Os tribunais estão, portanto, numa situação de rutura". Aliás, este foi um dos temas que marcou a abertura do ano judicial, sendo que o Presidente da República e a própria ministra da Justiça já se tinham pronunciado concordando com a necessidade de admitir funcionários nos tribunais. "Esta não é uma questão sindical nem de corporativismo. Se está na agenda política é porque é, efetivamente, uma situação gravíssima". Recentemente, o Ministério da Justiça anunciou a admissão de 500 estagiários que irão ingressar nos tribunais. Apesar de, tendencialmente, esta medida poder representar um fator favorável para os tribunais, já que, durante um ano, usufruirão do contributo de 500 profissionais licenciados, na opinião do presidente do SFJ, esta situação consubstancia-se, claramente, "num cenário de trabalho precário. Esta medida já foi adotada por governos anteriores, não é uma inovação. Em anos transatos foram admitidos estágios profissionais nos tribunais porque, efetivamente, está previsto na Lei, não há nenhuma irregularidade no processo". Porém, acontecerá o mesmo que "sucedeu há dois anos: os estagiários - por quem nutro enorme apreço empenham-semuito e têm conhecimentos, mas quando já estão a desempenhar muito bem as funções termina o estágio. Este enquadramento mais não é do que uma situação para remediar a falta de funcionários judiciais. Se nos dessem a garantia de que, findo o estágio, seria aberto um concurso para ingresso na carreira, aí sim, seria interessante porque estas pessoas são precisas e vão, certamente, fazer um excelente trabalho", advoga.

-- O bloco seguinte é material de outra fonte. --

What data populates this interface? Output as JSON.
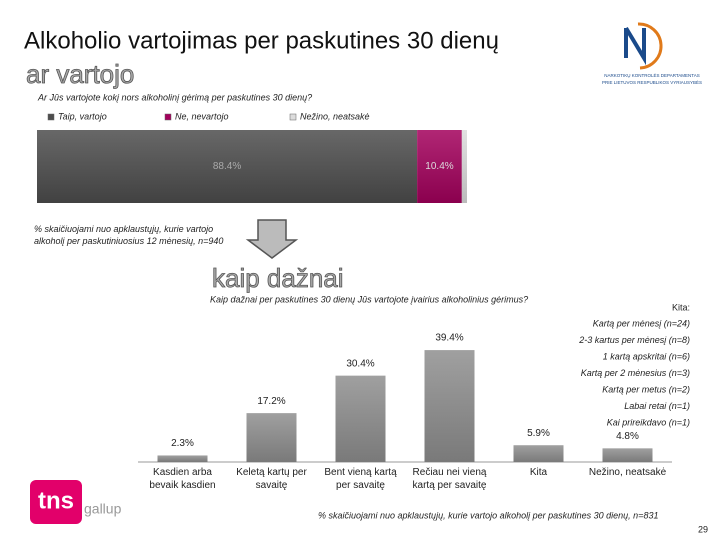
{
  "header": {
    "title": "Alkoholio vartojimas per paskutines 30 dienų",
    "section1": "ar vartojo",
    "section2": "kaip dažnai",
    "page_number": "29"
  },
  "logos": {
    "nkd_line1": "NARKOTIKŲ KONTROLĖS DEPARTAMENTAS",
    "nkd_line2": "PRIE LIETUVOS RESPUBLIKOS VYRIAUSYBĖS",
    "tns": "tns",
    "gallup": "gallup"
  },
  "chart_data": [
    {
      "type": "stacked_bar",
      "title": "Ar Jūs vartojote kokį nors alkoholinį gėrimą per paskutines 30 dienų?",
      "series": [
        {
          "name": "Taip, vartojo",
          "color": "#4d4d4d",
          "values": [
            88.4
          ],
          "value_labels": [
            "88.4%"
          ]
        },
        {
          "name": "Ne, nevartojo",
          "color": "#a3005c",
          "values": [
            10.4
          ],
          "value_labels": [
            "10.4%"
          ]
        },
        {
          "name": "Nežino, neatsakė",
          "color": "#dcdcdc",
          "values": [
            1.2
          ]
        }
      ],
      "note": "% skaičiuojami nuo apklaustųjų, kurie vartojo alkoholį per paskutiniuosius 12 mėnesių, n=940"
    },
    {
      "type": "bar",
      "title": "Kaip dažnai per paskutines 30 dienų Jūs vartojote įvairius alkoholinius gėrimus?",
      "categories": [
        "Kasdien arba bevaik kasdien",
        "Keletą kartų per savaitę",
        "Bent vieną kartą per savaitę",
        "Rečiau nei vieną kartą per savaitę",
        "Kita",
        "Nežino, neatsakė"
      ],
      "values": [
        2.3,
        17.2,
        30.4,
        39.4,
        5.9,
        4.8
      ],
      "value_labels": [
        "2.3%",
        "17.2%",
        "30.4%",
        "39.4%",
        "5.9%",
        "4.8%"
      ],
      "color": "#8f8f8f",
      "other": {
        "title": "Kita:",
        "items": [
          "Kartą per mėnesį (n=24)",
          "2-3 kartus per mėnesį (n=8)",
          "1 kartą apskritai (n=6)",
          "Kartą per 2 mėnesius (n=3)",
          "Kartą per metus (n=2)",
          "Labai retai (n=1)",
          "Kai prireikdavo (n=1)"
        ]
      },
      "note": "% skaičiuojami nuo apklaustųjų, kurie vartojo alkoholį per paskutines 30 dienų, n=831"
    }
  ]
}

Após este breve retrato do panorama jurídico, Fernando Jorge considera que, de forma geral, Paula Teixeira da Cruz, ministra da Justiça tem "feito um bom trabalho e implementado medidas que são necessárias. Aliás, considero que o trabalho desenvolvido pela equipa que a ministra dirigia, em consonância com o Dr. João Miguel Barros, era extraordinário". Por isto, "preocupa-me o facto do Dr. João Miguel Barros se ter demitido da função de chefe de gabinete. Desconheço os factos que terão incitado tal decisão, mas lamento profundamente a sua demissão. Disponibilidade e competência são adjetivos que bem caracterizavam o trabalho dele. Temo o que acontecerá futuramente do ponto de vista do diálogo com a Tutela - porque ele era o nosso interlocutor - e, sobretudo, no que à concretização das reformas concerne".

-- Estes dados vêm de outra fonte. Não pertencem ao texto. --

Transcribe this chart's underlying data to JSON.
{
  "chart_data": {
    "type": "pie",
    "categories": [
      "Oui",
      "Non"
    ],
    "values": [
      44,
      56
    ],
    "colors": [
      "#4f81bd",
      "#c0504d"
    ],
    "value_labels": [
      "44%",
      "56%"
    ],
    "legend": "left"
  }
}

"Ataque ao funcionalismo público"
As medidas de austeridade corporizadas no Orçamento de Estado (de 2012 e 2013) têm fustigado severamente a sociedade. Os funcionários públicos não são exceção. Redução nos salários e corte nos subsídios são apenas algumas das duras realidades a que estes profissionais assistem. Perante este pressuposto, o entrevistado defende que se tem verificado "um ataque ao funcionalismo público, ao passo que se regista, simultaneamente, uma desvalorização. A própria sociedade civil já reconheceu que o problema do país não é a Função Pública. Admito que alguns setores necessitem de ser reorganizados, mas é preocupante um cenário onde se prevê um corte de 4 mil milhões de euros como foi anunciado". No fundo, todo este cenário configura um verdadeiro "retrocesso em termos de direitos trabalhistas. Desde que sou funcionário judicial, recordo-me que, todos os anos, havia atualização dos vencimentos. No entanto, chegou a altura em que deixou de se verificar esse aumento. Hoje, em sentido contrário, assiste-se a uma redução.